The building, unfortunately, saw many changes over the years. During the chaotic Civil War, Missouri was a hotbed of activity. The state suffered many clashes between not only Union and Confederate troops, but also bushwhackers and jayhawkers. Many skirmishes ended with death and destruction of nearby towns and houses. Marble Hill did not make it out untouched, either. In the height of the Civil War, Union troops saw Bollinger Mill and decided to burn it to the ground to prevent Confederate troops from utilizing it. Luckily, the stone foundation made it out alive.
In 1867, Solomon R. Burford rebuilt the mill upon the surviving foundation, who added the covered bridge that better connected the site with the town. Having a covered bridge and a mill side-by-side was uncommon for Missouri. The new Bollinger Mill had four stories and the source of power was changed from the outdated water wheel to the modern water-driven turbine system. This version of the building, made out of brick, is the one that still stands.

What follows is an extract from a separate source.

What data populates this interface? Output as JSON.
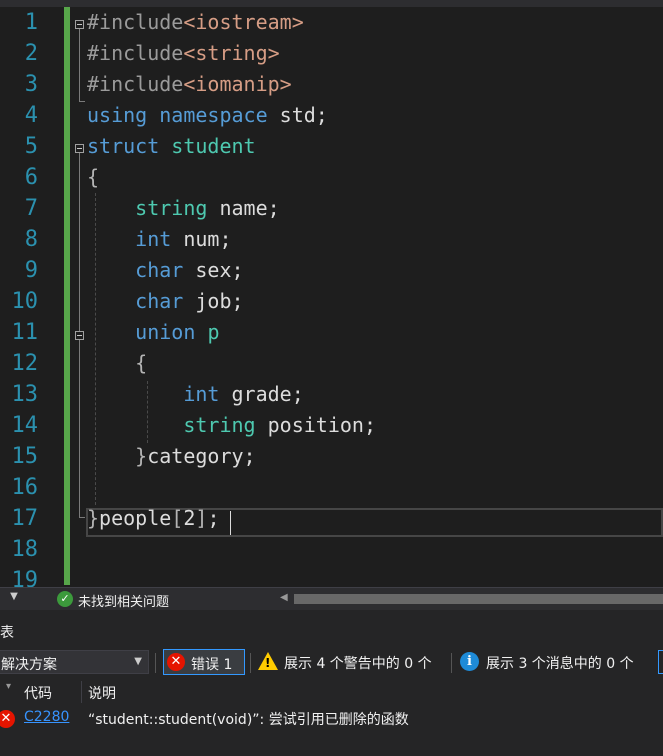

The mill continued to operate until 1953, when the business closed. It was eight years later that the site was donated to the Cape Girardeau County Historical Society, and then the state, for the purpose of historical preservation. Bollinger Mill showcases a large amount of grain mill supplies and machines, with multiple models spanning the timeline of its use. On the grounds behind the mill lies the Bollinger family's gravesites, including the final resting place of George F. Bollinger.